You would think a mom would know better because she's been there, done that, and bought the t-shirt.
So there I was...
We went to get lunch at the Wright Brothers Cafe on Hickam AFB. On the way there, little A fell asleep in the back of the car, so E stayed with him in the car while I took the other three boys in to get lunch.
Wait, backtrack a moment. Allow me to explain something first.
The mere suggestion - ney, UTTERANCE of certain words in front of the boys will throw them into a wild frenzy the likes of which shark hunters have never seen. LW and I are very cautious not to mention such forbidden words in front of the canine-like hearing senses of our children and have come up with other means of communication such as code words or typing to each other on instant messenger across the family room. Even that isn't totally secure, for ES has discovered we use it as a means of covert communications and will race to one of our computers to read what we wrote when he hears the little "blip-blip" signifying an IM message sent or received.
Okay, now back to our story.
So there I was...
Standing in line at the Wright Brothers Cafe. I ask the boys for the third time what they want to eat. Suddenly, the lady in front of me turns around with a Cheshire Cat grin and says, "You boys should have the ICE CREAM!"
I winced and froze in my tracks while I waited for the unanimous choral "ICE CREAM!" response that I expected from the boys.
Thankfully, it was just a close call. In all the noise of the restaurant and the boys' natural state of perpetual motion, the signal-to-noise ratio was low enough that the "ice cream" suggestion didn't cross the threshold of their consciousness.

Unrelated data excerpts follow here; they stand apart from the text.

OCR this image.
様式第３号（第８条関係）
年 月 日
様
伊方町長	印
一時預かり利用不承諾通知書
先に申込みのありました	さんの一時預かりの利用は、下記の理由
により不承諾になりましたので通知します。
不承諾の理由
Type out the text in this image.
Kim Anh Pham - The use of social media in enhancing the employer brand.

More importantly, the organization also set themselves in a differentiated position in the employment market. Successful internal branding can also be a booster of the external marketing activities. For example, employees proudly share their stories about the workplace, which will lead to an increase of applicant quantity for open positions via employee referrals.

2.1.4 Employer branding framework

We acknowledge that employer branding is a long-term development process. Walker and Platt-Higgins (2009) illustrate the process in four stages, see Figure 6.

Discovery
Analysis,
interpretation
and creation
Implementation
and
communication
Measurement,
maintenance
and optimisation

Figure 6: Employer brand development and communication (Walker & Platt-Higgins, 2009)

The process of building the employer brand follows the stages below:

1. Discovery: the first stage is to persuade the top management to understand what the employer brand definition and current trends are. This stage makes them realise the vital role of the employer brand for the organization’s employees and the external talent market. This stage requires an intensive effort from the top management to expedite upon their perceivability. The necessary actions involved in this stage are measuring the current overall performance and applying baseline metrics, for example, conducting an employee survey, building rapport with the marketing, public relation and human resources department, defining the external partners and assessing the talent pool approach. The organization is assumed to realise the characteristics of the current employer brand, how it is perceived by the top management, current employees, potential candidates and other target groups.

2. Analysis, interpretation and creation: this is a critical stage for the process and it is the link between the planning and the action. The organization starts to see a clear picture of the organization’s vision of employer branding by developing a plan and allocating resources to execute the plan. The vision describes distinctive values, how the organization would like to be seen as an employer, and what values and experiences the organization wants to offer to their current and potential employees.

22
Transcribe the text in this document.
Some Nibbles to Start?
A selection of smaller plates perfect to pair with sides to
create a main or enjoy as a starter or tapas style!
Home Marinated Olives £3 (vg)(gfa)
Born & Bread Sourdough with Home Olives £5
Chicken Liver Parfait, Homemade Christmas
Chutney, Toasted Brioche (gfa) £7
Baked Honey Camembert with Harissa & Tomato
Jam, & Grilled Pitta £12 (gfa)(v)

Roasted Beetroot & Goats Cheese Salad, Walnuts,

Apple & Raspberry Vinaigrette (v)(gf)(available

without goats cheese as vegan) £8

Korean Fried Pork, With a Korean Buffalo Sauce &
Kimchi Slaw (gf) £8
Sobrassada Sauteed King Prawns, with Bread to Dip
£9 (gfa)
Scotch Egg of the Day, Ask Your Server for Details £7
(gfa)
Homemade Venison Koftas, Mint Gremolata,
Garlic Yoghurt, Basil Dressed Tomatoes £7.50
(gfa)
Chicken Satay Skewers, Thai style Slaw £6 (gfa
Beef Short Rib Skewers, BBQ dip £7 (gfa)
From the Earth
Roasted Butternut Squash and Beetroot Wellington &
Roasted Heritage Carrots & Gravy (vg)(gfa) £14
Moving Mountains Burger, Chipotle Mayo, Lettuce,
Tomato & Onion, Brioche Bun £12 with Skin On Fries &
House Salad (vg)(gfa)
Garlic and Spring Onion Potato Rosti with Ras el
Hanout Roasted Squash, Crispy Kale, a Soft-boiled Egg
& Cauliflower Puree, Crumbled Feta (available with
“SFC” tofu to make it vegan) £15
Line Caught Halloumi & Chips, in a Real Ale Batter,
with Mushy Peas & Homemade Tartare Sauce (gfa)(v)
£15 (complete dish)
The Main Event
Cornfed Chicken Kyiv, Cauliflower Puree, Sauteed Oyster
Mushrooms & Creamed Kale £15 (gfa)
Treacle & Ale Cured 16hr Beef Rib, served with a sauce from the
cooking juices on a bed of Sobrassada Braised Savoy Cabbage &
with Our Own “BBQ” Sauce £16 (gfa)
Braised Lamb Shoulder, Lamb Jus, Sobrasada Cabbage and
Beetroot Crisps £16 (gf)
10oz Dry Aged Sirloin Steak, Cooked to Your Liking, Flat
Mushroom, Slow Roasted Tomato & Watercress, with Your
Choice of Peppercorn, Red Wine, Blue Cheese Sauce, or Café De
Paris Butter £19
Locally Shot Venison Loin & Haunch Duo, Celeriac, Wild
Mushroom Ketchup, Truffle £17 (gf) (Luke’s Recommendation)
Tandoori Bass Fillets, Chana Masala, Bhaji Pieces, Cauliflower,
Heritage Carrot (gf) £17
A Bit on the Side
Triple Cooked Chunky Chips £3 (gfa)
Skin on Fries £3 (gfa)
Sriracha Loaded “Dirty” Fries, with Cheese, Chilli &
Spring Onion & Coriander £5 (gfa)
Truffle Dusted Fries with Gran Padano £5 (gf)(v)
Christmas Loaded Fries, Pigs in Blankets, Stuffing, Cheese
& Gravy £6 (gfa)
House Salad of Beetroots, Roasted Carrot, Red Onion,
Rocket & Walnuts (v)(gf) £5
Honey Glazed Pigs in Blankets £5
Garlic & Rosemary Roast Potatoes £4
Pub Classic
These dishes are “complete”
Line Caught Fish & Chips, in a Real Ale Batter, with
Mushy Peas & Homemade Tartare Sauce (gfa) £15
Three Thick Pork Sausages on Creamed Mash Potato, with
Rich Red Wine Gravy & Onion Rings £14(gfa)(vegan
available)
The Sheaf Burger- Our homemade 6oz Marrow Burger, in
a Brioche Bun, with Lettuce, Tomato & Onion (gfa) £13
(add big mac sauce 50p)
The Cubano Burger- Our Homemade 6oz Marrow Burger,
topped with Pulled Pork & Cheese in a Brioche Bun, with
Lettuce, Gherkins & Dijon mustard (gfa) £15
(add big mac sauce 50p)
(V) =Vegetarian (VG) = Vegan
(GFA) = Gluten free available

Even so, if looks could kill... I think I either scared or pissed off the lady with the angry lack of humor in the facial expression I shot back at her to convey, "You did NOT just say that in front of these kids!!!" She actually looked somewhat offended by my facial expression and lack of appreciation for her sense of humor.
She quickly turned back around to place the orders for her and her middle school aged daughter. That's the part that really gets me though. The fact that she's a mom and presumably she's had to deal with kids screaming, "I want ice cream!" at some time in her parenting experience makes me think she should know better.
Thank goodness it was just a close call.
And now, speaking of ice cream, LW is sending me subliminal messages that she wants some.